While my initial goal in writing LIFESCALE was to help address my own device/social media addiction, I’m happy to say that many of the issues I address can benefit people of all ages – including middle school, high school and college students.
If you fall into one of those categories, chances are you have never seen a Pomodoro kitchen timer in your life, but the time management technique I talk about that is named after it can help increase your productivity when you’re doing homework, writing reports and working on other projects.
The Pomodoro Technique was developed by Francesco Cirillo in the late ’80s. It uses a timer to break down work into intervals, traditionally 25 minutes in length, separated by short breaks. Each interval is known as
the “Pomodoro,” from the Italian word for tomato, after the tomato-shaped kitchen timer that Cirillo used as a university student. You’ll find my step-by-step guide to this in the “Refocus” chapter.
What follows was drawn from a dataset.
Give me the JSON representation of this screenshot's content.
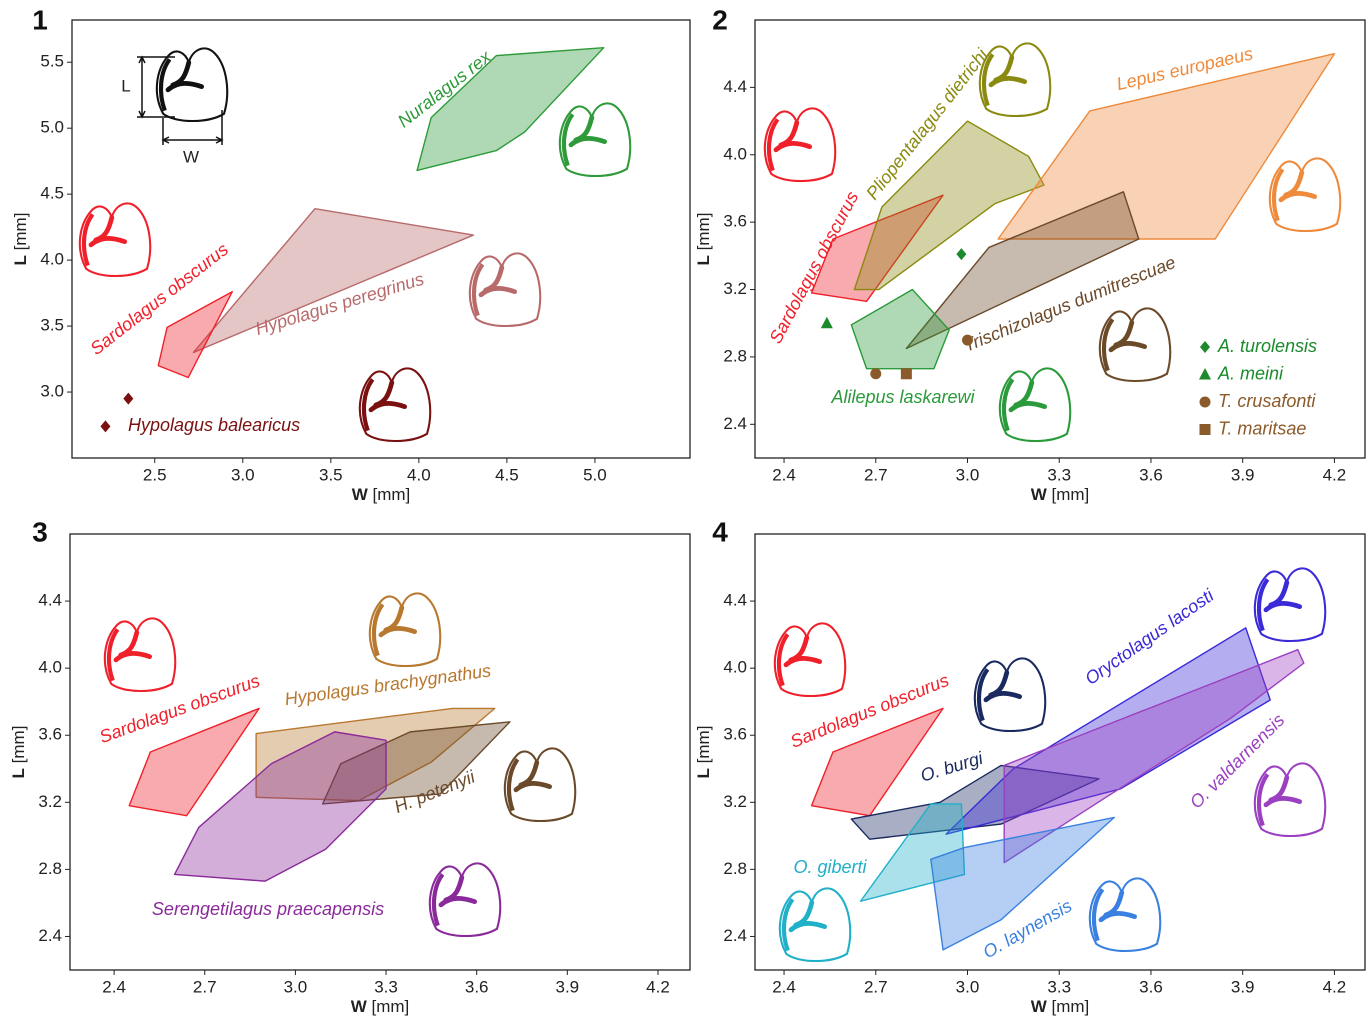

While that can help you focus your time at home and limit your social media distraction time, I think on the flip side that social media, if used properly, can actually help students learn in the classroom. I was pleased to find a UK website called IMPACTTEACHERS. com that lists five ways this is possible. If you’re a teacher, consider using some or all of these techniques. If you’re a student who has a positive relationship with your teachers, suggest they consider them.
- Social media can help kids study. A recent research study found that more than 70 percent of students feel that the tech they use for studying should be tailored to their requirements and preferences through social media feeds.
- Create feeds and hashtags. Teachers can use social media accounts to centralize additional knowledge for their classes, making it easy for students to find and learn from. Your school may have its own internal intranet system, where pages or interactive areas can be created in which students can share information, learnings, tips, and opinions on course content. Twitter can also help share information with students; using a unique hashtag linked to your course is a great way to encourage dialogue and collate class information in one place.
- Record missed classes and extra clips of information. Video is a great way to complement lessons. Popular tools like Periscope and Snapchat can be used by teachers to record and share missed class content. Teachers can also record extra learning materials and tips, as well as bite-sized chunks of key learnings, making them easily and readily accessible. These new techniques help students to engage with learning in a way that is more akin to the digital world they have grown up in.
- Encourage blogging to improve written skills. Learning how to write English eloquently and creatively is an important tool for self-expression. Today, students are less likely to write their thoughts down with a pen and paper; more than likely they will take to social media instead. Introducing blogs into your classroom is a great way to engage through modern technology while encouraging them to express themselves.
- Photo sharing. To anyone under 25, photo sharing is a way of life. Teachers can encourage students to use it to put together albums that supplement various aspects of their curriculums.